Un avvertimento durissimo confermato dal collega Donald Tuskprimo ministro polacco e negoziatore delle posizioni del partito conservatore popolare europeo (PPE) che, senza indossare guanti, Ha ricordato al premier italiano che conservatori, socialdemocratici e liberali hanno numeri sufficienti decidere senza il sostegno dei voti meloniani.

Meloni con altri leader durante il vertice informaleGeert Vanden Wijngaert – AP

Lasciato apertamente da parte sul tavolo, La Meloni ha lanciato il suo atteso contrattacco: ha deciso di non sostenere la candidatura di Ursula von der Leyen – nonostante la mezza promessa fatta giorni prima – per la carica di presidente della Commissione, sostenendo che il suo governo “non accetta accordi preconfezionati.
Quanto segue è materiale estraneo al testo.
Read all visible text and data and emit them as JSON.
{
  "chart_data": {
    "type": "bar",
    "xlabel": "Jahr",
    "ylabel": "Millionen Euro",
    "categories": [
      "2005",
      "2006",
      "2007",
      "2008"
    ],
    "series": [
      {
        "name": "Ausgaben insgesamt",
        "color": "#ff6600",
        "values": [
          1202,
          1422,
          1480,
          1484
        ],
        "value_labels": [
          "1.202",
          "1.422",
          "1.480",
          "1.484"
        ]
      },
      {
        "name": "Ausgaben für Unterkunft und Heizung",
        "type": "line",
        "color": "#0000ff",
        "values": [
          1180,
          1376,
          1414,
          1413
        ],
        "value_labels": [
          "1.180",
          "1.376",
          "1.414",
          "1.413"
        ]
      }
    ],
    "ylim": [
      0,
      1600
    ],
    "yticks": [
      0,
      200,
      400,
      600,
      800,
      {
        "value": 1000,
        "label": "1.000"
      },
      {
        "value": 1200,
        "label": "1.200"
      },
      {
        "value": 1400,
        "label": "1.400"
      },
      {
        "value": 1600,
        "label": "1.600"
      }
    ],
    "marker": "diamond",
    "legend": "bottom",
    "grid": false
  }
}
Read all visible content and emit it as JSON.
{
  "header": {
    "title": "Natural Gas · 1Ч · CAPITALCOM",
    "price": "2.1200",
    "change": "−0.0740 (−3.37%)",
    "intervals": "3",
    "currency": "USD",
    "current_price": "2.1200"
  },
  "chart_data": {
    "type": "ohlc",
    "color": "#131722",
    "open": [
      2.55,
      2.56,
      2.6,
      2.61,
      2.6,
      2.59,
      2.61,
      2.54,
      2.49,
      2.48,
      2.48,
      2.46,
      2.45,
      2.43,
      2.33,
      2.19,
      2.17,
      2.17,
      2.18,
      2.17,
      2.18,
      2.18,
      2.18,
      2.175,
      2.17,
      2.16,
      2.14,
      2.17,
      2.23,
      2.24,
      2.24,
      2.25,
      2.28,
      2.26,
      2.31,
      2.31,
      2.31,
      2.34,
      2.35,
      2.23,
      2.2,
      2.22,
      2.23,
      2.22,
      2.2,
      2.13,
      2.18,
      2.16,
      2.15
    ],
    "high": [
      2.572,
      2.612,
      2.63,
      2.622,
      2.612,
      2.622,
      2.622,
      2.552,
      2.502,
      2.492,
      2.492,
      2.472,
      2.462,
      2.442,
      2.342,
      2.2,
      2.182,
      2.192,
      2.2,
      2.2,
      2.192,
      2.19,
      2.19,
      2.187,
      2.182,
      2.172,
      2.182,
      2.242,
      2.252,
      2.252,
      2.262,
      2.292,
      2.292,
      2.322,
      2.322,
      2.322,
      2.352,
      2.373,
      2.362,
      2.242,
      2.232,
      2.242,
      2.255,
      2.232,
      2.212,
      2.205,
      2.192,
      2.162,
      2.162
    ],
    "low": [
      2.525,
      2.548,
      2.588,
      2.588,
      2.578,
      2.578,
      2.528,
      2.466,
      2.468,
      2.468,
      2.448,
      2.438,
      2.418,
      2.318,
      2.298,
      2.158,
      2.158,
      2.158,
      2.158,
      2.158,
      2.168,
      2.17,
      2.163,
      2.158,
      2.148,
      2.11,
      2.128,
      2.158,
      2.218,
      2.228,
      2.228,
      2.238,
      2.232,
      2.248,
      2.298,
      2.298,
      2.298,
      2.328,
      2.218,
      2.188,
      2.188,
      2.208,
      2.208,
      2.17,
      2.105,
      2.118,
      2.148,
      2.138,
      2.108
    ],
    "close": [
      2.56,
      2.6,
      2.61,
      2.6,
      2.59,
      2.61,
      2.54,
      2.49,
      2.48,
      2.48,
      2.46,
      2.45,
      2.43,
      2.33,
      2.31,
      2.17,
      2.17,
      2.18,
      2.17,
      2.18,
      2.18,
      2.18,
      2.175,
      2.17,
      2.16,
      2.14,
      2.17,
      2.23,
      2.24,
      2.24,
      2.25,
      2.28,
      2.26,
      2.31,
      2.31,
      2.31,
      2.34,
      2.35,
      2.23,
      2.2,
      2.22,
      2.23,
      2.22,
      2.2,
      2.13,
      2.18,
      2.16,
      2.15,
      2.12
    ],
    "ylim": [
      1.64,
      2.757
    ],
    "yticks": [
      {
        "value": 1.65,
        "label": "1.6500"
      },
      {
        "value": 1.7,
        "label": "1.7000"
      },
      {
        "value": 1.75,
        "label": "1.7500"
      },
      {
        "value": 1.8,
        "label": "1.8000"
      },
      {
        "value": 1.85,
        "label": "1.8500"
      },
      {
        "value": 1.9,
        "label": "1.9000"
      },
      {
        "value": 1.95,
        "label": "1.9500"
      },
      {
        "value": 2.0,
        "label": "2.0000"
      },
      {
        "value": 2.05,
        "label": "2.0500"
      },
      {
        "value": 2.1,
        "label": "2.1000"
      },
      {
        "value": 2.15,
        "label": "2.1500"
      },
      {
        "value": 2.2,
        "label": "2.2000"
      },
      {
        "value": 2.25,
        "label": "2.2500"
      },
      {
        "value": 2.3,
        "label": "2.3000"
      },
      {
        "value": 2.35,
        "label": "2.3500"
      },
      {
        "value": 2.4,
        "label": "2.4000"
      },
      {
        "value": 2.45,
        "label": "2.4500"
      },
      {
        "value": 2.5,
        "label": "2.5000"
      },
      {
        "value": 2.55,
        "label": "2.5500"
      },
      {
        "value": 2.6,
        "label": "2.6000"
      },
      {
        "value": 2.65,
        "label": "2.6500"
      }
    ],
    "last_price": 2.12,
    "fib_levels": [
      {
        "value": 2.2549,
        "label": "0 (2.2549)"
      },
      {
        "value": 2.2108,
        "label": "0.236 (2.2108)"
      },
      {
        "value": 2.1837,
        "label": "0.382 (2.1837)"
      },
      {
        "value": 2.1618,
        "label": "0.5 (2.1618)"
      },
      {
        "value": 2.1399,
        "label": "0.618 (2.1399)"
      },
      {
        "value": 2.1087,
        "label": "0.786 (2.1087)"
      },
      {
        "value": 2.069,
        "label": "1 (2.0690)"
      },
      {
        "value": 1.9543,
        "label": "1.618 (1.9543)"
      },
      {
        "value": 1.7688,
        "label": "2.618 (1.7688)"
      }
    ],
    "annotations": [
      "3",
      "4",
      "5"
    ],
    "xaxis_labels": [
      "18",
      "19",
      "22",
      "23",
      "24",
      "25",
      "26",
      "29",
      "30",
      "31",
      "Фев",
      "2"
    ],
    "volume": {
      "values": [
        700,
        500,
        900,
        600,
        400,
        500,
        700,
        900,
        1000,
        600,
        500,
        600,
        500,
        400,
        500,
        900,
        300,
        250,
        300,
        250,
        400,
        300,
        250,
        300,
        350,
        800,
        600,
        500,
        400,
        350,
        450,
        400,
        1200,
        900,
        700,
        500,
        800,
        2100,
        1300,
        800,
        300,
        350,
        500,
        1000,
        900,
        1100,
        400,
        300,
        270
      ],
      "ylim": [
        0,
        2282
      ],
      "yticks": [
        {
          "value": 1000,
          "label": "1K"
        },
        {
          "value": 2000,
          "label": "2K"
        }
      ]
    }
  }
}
Ne parleremo tra dieci giorni”, ha detto riferendosi al Consiglio europeo che dovrà decidere in via definitiva i nomi di coloro che occuperanno i futuri “posti di vertice” dell’Unione europea.

Anzi, Giorgia La Meloni cerca di prendere tempo per vedere quale forza avranno i due gruppi di estrema destra che esisteranno nel futuro Parlamento.: Identità e Democrazia (ID), composto da deputati di sette paesi e comprendente l’Assemblea Nazionale (RN) di Marine Le Pen o la Lega Italiana di Matteo Salvini. E i Conservatori e Riformisti europei (CRE) che comprendono, tra gli altri, Fratelli d’Italia di Giorgia Meloni.

Il gruppo di Meloni ha ottenuto 76 seggi, che potrebbero aumentare se alcuni dei 90 “non iscritti” decidessero di aderire alla CRE. Ma nessuno di loro riuscirà a controbilanciare i 190 deputati – su un totale di 720, cioè il 26% della Camera – del Ppe, una cifra superiore a quella ottenuta nel 2019.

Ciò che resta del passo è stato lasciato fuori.